Elle passa derrière et s’assit à son poste.
— Les cristaux libres, d’abord, annonça-t-elle…
— “Michelli, me reçois-tu ?”
La réponse fut immédiate :
— “Parfaitement. Tu appelles avec les gros libres ?”
— “Affirmatif. Je vais procéder à une mesure précise, ajouta-t-elle après un temps, secouant la tête, comme pour se remettre, je vais le rappeler. Ne réponds pas à ce message-ci.”
Elle s’activa, lançant à voix haute, pour Ael :
— C’est fantastique qu’ils émettent en Relatif, je ne comprends pas comment c’est possible… En outre, il y a quelque chose de très anormal dans le temps de réponse. Il est infiniment trop rapide, c’est incompréhensible. Je vais le mesurer électroniquement.
Quelques secondes plus tard elle disait :
— “Michelli, réponds-moi immédiatement après avoir reçu ce message.”
La réponse fut instantanée :
— “Je t’ai reçue.”
— Bon Dieu… Ce n’est pas croyable, Ael, il y a quatre millièmes de seconde de décalage ! C’est le temps pour répondre immédiatement, quand on est lancé dans un débat ! Tu imagines ça ? Quelle puissance… !
— “Michelli, reprit-elle, ta réponse m’est arrivée.
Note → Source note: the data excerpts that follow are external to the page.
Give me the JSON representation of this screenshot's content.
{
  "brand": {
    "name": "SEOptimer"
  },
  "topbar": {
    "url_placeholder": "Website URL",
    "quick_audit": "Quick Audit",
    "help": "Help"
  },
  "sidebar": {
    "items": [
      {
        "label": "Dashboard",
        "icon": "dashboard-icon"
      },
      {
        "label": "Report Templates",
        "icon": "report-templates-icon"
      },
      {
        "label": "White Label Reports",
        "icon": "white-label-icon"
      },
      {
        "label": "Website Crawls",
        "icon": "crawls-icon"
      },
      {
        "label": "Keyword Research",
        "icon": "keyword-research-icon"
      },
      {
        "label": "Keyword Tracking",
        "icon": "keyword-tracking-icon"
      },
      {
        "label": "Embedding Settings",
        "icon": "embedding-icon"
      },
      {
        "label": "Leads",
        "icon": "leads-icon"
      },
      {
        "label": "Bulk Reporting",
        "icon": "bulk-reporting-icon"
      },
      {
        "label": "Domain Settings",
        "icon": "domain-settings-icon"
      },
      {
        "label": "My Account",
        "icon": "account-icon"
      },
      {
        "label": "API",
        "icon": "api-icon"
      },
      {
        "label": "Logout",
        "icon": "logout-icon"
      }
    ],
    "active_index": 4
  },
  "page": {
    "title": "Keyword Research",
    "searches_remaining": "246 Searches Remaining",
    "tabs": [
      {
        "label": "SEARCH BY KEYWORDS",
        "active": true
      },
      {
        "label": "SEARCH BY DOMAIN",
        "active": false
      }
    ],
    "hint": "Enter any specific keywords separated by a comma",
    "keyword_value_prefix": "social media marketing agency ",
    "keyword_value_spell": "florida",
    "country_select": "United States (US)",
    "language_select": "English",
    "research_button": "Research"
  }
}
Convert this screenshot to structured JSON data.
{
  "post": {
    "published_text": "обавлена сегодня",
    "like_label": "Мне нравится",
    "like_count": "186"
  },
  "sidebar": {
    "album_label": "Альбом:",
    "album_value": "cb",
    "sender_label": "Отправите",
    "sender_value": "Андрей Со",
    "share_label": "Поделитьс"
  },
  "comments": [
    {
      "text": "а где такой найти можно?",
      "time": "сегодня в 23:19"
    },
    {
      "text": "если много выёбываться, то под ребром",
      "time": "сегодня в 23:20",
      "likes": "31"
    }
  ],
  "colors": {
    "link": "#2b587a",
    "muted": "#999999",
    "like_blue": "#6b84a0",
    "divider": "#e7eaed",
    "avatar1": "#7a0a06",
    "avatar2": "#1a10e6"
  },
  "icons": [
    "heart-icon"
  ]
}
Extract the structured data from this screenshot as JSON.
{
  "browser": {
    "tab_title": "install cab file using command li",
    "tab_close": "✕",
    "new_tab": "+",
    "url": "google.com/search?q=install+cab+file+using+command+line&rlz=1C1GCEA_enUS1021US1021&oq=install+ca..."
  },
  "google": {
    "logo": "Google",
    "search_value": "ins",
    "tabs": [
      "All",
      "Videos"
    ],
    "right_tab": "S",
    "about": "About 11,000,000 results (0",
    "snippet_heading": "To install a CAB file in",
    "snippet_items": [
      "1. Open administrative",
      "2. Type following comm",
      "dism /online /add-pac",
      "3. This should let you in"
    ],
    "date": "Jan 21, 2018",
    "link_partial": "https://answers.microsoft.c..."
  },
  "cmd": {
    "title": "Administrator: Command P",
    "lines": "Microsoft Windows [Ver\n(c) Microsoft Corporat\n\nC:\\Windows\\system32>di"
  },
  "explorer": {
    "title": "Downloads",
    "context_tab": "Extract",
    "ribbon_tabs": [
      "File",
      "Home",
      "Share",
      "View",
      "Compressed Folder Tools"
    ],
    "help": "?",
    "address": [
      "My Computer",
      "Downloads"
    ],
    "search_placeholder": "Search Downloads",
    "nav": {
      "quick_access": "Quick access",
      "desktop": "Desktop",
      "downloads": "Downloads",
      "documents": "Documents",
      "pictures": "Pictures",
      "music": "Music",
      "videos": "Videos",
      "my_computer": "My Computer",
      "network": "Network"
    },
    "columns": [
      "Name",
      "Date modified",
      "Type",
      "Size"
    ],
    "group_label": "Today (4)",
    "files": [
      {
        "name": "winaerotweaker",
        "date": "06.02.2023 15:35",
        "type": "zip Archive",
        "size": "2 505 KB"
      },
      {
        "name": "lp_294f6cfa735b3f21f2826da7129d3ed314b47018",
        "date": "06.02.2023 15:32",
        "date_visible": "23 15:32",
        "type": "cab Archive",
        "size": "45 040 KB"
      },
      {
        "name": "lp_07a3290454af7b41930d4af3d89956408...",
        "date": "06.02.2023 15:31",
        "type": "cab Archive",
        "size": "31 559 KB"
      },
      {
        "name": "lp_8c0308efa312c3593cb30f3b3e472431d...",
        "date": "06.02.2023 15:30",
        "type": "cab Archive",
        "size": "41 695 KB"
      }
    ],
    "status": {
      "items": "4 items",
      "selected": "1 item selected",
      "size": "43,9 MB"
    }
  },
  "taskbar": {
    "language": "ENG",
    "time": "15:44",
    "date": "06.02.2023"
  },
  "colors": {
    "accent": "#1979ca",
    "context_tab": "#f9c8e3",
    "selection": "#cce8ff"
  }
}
Maintenant on recommence avec les petits cristaux, dans la boîte de Com, sous le plus faible courant. Dès que tu auras entendu terminé, tu réponds, aussi vite que possible… Terminé.”
— “Je t’ai reçu, fit la voix du Sarmaj.”
— Mais ça ne devrait pas être possible, Ael, fit la voix, stupéfaite de Katel. Ce sont de petits cristaux qu’on utilise, en ce moment. Et le courant est le plus faible : 0,1.
— Tu ne veux pas faire des essais en changeant les fréquences de vibration, proposa Ael, sans se retourner.
— C’était prévu mais beaucoup plus tard, avec des cristaux plus gros.
— Je sais, mais donne tes instructions à Michelli, travaille sur la gamme de vibrations, dès maintenant, avec les petits cristaux. On va gagner du temps sur l’expérimentation du principe des fréquences. Si ça marche avec ces petits cristaux-là, ça fonctionnera aussi avec les autres. À moins que tu n’y voies un inconvénient ?
— Non… non. “Michelli, on va hâter les tests. Tu passes ton potard sur la graduation 0,4 et tu m’appelles trois secondes après la fin du réglage.”
— “Reçu : 0,4.”
Quelques secondes puis la voix de Michelli retentit :
— “Je suis sur 0,4 ; à toi.”
— “Excuse-moi, Michelli, il nous faut un étalonnage pour que l’expérience ait une signification. Place les deux gros cristaux de chaque côté de toi, mais plus loin, pour voir d’où te vient le son : de la boîte Com avec la modification de la fréquence ou des gros libres. Je fais la même chose. On se redonne 10 secondes avant de commencer. Terminé.”
— “Ici Michelli, tu me reçois, Katel ?”
— Bon Dieu de Bon Dieu, Ael, la communication passe aussi comme ça. Avec 0,4 de différence de puissance de vibration seulement ! Tu imagines combien ça va multiplier le nombres de fréquences utilisables…
— Continue en augmentant de 0,4 à chaque fois demanda Ael, essayant de dominer son excitation.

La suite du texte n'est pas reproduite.